The idea that any one teacher could effectively teach all of these courses (and this is just one semester) is unreasonable. The idea that a parent, not trained as a teacher, can pull this off is absurd...
And yet, it works, and homeschoolers typically test years ahead of conventionally schooled students. Most of your objections have been addressed already (e.g.,
here,
here) in this thread. The grading objection is new. A lot of homeschoolers don't bother with grades.

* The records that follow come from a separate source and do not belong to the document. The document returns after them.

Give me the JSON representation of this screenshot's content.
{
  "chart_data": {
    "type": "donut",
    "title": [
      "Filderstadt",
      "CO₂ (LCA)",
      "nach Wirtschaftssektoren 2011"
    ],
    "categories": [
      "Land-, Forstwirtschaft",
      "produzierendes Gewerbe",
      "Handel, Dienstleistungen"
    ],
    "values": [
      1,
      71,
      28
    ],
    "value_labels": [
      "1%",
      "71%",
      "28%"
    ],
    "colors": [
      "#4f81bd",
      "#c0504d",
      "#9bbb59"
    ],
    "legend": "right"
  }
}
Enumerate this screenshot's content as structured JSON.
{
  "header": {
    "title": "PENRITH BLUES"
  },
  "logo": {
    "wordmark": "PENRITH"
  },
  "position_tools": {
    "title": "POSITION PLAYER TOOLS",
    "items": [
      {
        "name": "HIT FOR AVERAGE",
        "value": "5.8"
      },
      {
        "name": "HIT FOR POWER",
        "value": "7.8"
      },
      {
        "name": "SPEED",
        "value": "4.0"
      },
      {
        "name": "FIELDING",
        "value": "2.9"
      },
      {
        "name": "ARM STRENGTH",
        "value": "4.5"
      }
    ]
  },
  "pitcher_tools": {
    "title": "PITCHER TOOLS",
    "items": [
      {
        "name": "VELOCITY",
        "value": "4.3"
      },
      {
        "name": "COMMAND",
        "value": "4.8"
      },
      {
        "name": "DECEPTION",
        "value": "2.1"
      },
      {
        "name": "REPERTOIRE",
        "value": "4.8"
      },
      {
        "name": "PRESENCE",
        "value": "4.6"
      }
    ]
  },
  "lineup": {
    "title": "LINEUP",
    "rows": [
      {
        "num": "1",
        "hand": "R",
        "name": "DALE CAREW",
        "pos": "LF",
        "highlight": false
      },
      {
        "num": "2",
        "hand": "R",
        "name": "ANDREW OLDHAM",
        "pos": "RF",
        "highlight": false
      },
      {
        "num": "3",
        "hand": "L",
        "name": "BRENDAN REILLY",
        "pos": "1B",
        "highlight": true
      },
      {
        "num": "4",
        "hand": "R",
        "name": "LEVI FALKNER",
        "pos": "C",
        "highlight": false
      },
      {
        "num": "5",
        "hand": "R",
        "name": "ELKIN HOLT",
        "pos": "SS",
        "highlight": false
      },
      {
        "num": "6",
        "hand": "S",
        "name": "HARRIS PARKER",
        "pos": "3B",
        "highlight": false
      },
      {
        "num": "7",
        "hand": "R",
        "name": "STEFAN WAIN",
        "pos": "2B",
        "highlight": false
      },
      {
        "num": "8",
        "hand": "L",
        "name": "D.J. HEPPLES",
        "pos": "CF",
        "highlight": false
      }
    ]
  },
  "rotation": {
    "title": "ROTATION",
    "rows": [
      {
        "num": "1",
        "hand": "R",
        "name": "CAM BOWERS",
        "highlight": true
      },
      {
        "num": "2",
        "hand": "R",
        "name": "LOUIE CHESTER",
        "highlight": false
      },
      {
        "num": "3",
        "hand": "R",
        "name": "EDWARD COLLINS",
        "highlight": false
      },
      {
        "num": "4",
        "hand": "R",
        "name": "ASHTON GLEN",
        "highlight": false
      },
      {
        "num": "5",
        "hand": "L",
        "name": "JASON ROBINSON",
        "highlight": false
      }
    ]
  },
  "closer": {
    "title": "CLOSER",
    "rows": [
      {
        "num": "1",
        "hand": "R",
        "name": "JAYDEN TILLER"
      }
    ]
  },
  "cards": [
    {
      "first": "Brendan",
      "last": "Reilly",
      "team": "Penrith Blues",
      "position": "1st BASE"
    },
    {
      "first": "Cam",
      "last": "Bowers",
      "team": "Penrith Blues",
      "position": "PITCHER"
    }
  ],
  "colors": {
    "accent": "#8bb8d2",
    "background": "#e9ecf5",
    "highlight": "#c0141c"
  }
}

Here's a story: Some years ago, a professor of Library Science came to the UH for a sabbatical semester. She brought her 14-year-old daughter, who had been attending a plush private school on the East Coast. Since she had heard of Hawaii's government-operated schools and wanted no part of that, and since she did not want to jump through Punahou's hoops for one semester, she decided to homeschool her daughter. She appealed to her daughter's school for a semester's worth of curriculum, hired a History Master's candidate to teach History and English two hours a week and a Physiology Master's candidate to teach Math and Science three hours a week, and gave her kid the keys to her office. She (mom) told me that her daughter typically finishd with coursework before noon and had the run of the UH the rest of the day. She (daughter) took craft classes at the student center. At the end of the semester, the daughter did not want to return to her plush private school, saying that school was a waste of time. Without interruptions (paperwork from the administration, bathroom passes, etc.) and waiting for the slow students to catch up, almost every student will move faster when working independently than in a "class".
Parents do not need to know everything. There are these amazing resources that knowledgable insiders call "books". A loving mother can teach a child to read (i.e., decode the phonetic alphabet) before that child can speak; the eyes, ears, and brain function before the child can coordinate the diaphraghm, larynx, and tongue. I taught the notation of Set Theory and Logic to a very bright third grader, who was homeschooled (self-taught, mostly) after 7th grade, took the GRE (Math) at 17, got accepted to grad school, and finished his MS (Math) before he turned 19. Once a child knows how to read at perhaps a typical 6th grade level and compute to the level of Alg. I (equation of the line in 2-space), doable by age 10 or so if you start early enough, parents don't really need to do more than provide books, equipment, and love.